Monday 26 November 2018

Spofforth, the Demon Bowler


Image result for Fred-Spofforth
In the 140 years since Test Match cricket began, there have been many bowlers who were greatly feared by the batsmen who faced them, but the original Demon Bowler; the first great bowler to appear on the international stage; was the Australian F. R. Spofforth.
Frederick Robert Spofforth was born at Balmain, near Sydney, in 1853, and was brought up in the Australian bush. He grew to be well over six feet tall, lean and strong, with a piercing eye and a great bristling moustache.
   In those days, cricket in Australia was played with underarm bowling, but when the young Spofforth watched the fast overarm bowling of  the touring Englishman George Tarrant he decided to copy him. A few years later he watched another touring Englishman, Alfred Shaw, with his changes of pace and flight, and resolved to use these methods too. He experimented with different grips of the ball whilst using the same bowling action. If he can be said to have had a single stock delivery, it would be a medium-paced off-cutter, placing two short-leg fieldsmen for close catches, but often bowling batsmen "through the gate" between bat and pad. Incidentally, this shows that intelligent pad-play was still in its infancy, since at the time a batsman could not be out LBW to a ball that pitched outside the off stump.  
   He was soon taking an impressive number of wickets, and although he was not selected for the first-ever Test Match between Australia and England, at Melbourne in March 1877, he did play in the second a fortnight later; his first victim, ironically enough, being his unwitting mentor Alfred Shaw. He was then duly selected to visit England with an Australian cricket team in 1878. 
   Oddly enough, no Tests were played on that tour, but Spofforth announced his powers, and the strength of Australian cricket, when in a single day at Lord's he took 10 wickets for 20, bowling the great W.G. Grace for a duck and twice dismissing M.C.C. for very low scores. Then, when an England team returned to Australia six months later, he scored his first international triumph, taking 6 for 48 and 7 for 62 at Melbourne in the only Test. In the first innings of this match he achieved the first-ever Test hat-trick.

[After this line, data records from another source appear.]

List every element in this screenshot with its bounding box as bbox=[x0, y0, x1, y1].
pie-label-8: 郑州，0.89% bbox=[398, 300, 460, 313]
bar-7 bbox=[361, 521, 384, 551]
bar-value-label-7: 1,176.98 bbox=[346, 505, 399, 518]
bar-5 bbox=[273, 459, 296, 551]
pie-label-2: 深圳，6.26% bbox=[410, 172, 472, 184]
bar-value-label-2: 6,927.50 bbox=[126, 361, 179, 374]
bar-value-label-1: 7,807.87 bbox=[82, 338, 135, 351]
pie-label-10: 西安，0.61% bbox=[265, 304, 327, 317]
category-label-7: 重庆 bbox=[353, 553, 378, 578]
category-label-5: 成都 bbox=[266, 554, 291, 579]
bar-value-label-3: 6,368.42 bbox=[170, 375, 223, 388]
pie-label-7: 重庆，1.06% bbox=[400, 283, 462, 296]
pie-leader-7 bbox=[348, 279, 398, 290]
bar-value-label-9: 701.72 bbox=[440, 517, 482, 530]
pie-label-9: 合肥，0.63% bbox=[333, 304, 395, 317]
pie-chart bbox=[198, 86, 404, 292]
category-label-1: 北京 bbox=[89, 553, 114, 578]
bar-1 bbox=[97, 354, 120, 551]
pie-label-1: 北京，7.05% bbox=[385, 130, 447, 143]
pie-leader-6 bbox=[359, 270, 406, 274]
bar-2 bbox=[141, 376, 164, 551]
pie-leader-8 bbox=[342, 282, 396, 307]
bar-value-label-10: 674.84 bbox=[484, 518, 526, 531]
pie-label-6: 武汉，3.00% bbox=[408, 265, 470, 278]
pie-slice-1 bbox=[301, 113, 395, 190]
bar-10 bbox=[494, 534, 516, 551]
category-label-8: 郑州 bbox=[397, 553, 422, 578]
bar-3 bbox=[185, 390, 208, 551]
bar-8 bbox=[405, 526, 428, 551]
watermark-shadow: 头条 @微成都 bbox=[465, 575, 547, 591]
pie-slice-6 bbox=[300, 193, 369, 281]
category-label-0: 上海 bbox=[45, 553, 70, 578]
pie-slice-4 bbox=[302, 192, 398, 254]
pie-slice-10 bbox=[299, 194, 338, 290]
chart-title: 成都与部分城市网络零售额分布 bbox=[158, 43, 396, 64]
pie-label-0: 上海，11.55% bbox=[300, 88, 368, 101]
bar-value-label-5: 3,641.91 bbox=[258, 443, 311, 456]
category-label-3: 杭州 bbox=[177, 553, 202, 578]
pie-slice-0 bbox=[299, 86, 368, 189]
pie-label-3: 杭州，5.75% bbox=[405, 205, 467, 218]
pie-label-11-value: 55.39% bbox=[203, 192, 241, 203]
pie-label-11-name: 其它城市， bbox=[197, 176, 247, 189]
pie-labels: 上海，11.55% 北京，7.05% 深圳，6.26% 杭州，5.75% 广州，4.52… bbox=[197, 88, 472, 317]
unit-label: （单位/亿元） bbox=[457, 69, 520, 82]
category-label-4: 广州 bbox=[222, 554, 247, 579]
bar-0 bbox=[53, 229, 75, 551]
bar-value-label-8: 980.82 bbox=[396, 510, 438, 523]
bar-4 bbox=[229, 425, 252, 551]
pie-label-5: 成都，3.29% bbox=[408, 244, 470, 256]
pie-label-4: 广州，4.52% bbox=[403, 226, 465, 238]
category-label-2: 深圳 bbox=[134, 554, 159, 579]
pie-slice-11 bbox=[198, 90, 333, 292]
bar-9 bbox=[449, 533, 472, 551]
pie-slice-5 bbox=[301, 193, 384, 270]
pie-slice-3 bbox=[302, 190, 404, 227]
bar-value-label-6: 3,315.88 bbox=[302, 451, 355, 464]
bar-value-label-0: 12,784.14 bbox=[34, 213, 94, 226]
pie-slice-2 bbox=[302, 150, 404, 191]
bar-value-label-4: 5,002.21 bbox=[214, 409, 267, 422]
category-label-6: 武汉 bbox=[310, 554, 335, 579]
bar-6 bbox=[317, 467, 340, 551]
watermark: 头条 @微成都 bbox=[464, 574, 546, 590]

  It was in 1882, at the Oval, that Spofforth attained immortality. In a very low-scoring match played on a wet pitch, he took 7 for 44 in the first innings and 7 for 44 in the second, dismissing England for only 77 and winning the match by 7 runs. It was this debacle that caused a journalist to lament "the death of English cricket", with the comment that "the body will be creamted and the ashes taken to Australia"; thereby unwittingly establishingthe symbol of the oldest rivalry in Test cricket. 
   Other notable performances followed, all at Sydney: 7 for 44 in 1883; 6 for 90 in the second Test in 1885, followed by 5 for 30 in the third. On the 1884 tour of England he took 207 wickets in all matches 

Spofforth played his last Test in the 1886/7 series against England; being succeeded by the likes of Turner, Ferris and Trumble as spearheads of the Australian attack. His final tally was 94 Test wickets in 18 matches for an average of 18.41. Not long afterward his final Test he moved to live in England.

    After settling in England, he played some matches for Derbyshire, where his family had originated, and also played club cricket for Hampstead, taking a great number of wickets at less than 10 runs apiece. 
 His final appearance in first class cricket was at the Scarborough Festival in 1896, finishing with 8 wickets for 74 for M.C.C. against Yorkshire: a Demon to the very last.
   Unlike many sportsmen, he had a successful career after retirement. He became director of a tea importing company, and when he died in 1926 he left the very substantial sum of £164,000. He was clearly as effective as a businessman as he had been as a Demon Bowler.